Il s'agit vraiment d'une question d'actualité. Nous voyons que la foi diminue dans nos régions, parfois aussi dans notre famille. Il semble que certains ont même tout-à-fait perdu la foi, comme on dit. Alors nous nous demandons : quant à nous, que pouvons-nous faire aujourd'hui pour conserver, pour augmenter la foi en nous, autour de nous ?

Bien sûr, nous ne pouvons pas nous-mêmes augmenter la foi, ni en nous, ni autour de nous ; nous ne pouvons que demander : «  Augmente en nous la foi !  » (Augmente toi notre foi !) Il faut cependant respecter ce désir de collaborer à développer la foi ; c'est en particulier la mission des parents et des enseignants qui s'engagent à transmettre leur foi. C'est une très belle mission. Mais elle ne peut pas se réaliser de n'importe quelle façon. Si l'évangile de ce dimanche est tout à fait d'actualité, c'est précisément parce qu'il nous demande de revoir à nouveaux frais ce qu'est vraiment la foi pour nous, là où nous vivons aujourd'hui.

Or nous sommes encore influencés par une conception trop simpliste de la foi : comme si elle était une chose, pour ainsi dire posée devant nous, et qu'on pouvait acquérir, donner ou perdre. On l'identifiait à son contenu notionnel, le symbole de la foi. Le credo est effectivement le symbole, la formulation de son contenu, mais il n'est pas sa réalité, son dynamisme. Il ne suffit pas de le réciter, ni même de l'étudier pour être croyant. Ce n'est pas nécessairement en devenant théologien qu'on augmente sa foi.
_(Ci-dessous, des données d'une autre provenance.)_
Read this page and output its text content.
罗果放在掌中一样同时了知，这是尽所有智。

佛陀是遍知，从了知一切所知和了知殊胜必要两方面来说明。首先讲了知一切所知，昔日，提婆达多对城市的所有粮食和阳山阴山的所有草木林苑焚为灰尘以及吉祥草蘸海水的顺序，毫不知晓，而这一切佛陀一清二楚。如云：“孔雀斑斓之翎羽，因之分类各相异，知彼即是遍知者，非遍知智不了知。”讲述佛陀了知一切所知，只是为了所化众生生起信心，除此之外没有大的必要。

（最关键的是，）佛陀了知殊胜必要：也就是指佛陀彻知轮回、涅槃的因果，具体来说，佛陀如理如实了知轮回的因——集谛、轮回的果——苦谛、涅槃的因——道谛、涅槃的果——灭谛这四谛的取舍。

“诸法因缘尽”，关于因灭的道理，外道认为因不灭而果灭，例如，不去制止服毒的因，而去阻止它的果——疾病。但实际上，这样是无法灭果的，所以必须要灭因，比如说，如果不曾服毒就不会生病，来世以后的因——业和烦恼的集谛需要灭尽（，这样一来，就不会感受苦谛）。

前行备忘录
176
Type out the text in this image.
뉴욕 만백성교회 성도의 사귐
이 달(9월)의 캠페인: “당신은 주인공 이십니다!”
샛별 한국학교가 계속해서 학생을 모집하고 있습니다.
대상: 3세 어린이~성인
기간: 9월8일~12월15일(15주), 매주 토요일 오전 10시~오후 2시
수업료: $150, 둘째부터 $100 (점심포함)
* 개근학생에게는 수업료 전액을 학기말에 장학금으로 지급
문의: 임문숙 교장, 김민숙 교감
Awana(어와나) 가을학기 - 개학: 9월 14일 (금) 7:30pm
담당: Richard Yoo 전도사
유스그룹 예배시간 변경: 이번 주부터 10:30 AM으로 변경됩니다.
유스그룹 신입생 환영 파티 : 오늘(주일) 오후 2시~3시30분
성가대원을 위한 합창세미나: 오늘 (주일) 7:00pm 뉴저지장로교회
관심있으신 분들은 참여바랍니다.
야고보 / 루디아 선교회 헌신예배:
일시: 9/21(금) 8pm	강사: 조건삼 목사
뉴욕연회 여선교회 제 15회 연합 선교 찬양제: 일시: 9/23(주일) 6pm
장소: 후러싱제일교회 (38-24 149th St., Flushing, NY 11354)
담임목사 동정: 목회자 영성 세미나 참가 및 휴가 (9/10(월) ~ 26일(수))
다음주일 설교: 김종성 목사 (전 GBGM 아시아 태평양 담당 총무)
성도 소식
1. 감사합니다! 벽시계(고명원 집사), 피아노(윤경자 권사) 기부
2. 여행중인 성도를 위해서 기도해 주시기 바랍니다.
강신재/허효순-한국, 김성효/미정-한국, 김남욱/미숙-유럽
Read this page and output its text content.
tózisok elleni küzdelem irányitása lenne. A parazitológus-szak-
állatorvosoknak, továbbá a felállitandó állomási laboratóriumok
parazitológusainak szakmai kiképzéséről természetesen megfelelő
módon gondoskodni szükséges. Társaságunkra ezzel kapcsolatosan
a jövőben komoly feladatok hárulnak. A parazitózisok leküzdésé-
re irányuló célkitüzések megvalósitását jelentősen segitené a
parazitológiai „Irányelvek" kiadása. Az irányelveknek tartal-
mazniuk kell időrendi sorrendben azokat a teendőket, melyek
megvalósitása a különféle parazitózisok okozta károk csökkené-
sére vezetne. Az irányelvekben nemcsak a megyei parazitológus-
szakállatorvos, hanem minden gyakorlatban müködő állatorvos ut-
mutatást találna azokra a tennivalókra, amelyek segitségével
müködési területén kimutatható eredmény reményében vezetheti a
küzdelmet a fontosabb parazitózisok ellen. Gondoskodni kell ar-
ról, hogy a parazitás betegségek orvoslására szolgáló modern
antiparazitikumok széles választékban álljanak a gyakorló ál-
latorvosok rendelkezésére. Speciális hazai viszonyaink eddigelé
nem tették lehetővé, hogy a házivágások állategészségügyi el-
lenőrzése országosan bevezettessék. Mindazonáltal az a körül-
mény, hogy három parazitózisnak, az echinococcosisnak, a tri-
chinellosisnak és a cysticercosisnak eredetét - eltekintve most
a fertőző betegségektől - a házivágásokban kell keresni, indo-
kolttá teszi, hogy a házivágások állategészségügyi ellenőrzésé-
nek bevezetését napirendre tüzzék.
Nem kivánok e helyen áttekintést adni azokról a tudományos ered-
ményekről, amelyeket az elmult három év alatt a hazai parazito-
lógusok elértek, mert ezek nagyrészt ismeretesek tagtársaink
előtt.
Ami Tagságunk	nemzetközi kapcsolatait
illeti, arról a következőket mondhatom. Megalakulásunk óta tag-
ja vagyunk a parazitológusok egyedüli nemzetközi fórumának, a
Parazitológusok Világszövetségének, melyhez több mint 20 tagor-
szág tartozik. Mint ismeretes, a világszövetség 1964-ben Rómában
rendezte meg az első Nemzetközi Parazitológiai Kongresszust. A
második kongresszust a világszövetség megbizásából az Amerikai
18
La foi n'est pas non plus une puissance, comme pourrait le faire croire l'image de l'arbre qui, à notre ordre, irait se planter dans la mer. Car toutes les réalités vraiment importantes, la foi, l'amour, l'espérance, ne peuvent jamais être possédées, comme des pouvoirs, des propriétés personnelles. Un homme qui aime sa femme ne peut pas dire : «  J'ai une femme  », mais seulement : «  Je suis à elle  ». Ce qui nous est le plus essentiel ne nous appartient pas ; il nous est toujours donné, c'est une grâce. Ainsi de la foi. Nous ne pouvons pas l'avoir ou la perdre, nous ne pouvons donc pas non plus la transmettre telle quelle ; nous ne pouvons qu'en témoigner par notre vie. Comme je le lisais récemment, le rôle de l'enseignant ne consiste pas à remplir un vase, mais à allumer un feu.

Revenons donc à la question des apôtres. S'ils demandent au Seigneur d'augmenter en eux la foi, c'est parce que Jésus leur avait souvent reproché leur manque de foi : «  Gens de peu de foi, pourquoi avez-vous douté ?  » En fait, ils ne savaient pas non plus très bien ce qu'était la foi. Ils se doutaient qu'ils avaient encore beaucoup à apprendre. Et cependant l'évangile nous le dit déjà clairement. Il évoque en effet la foi que Jésus admirait. Je pense ici surtout à la foi de la Syro-phénicienne ou du centurion romain dont il disait : «  En vérité, je vous le déclare, chez personne en Israël, je n'ai trouvé une telle foi.  » C'est que leur foi était motivée par l'amour. Le centurion ne demandait pas à Jésus de lui faciliter un avancement dans sa carrière militaire, mais seulement de soulager le serviteur qu'il aimait. Et la Syro-phénicienne ne cherchait aucune reconnaissance ; elle le suppliait seulement de sauver sa petite fille. C'est l'amour qui portait leur foi et la rendait audacieuse. Retenons cela.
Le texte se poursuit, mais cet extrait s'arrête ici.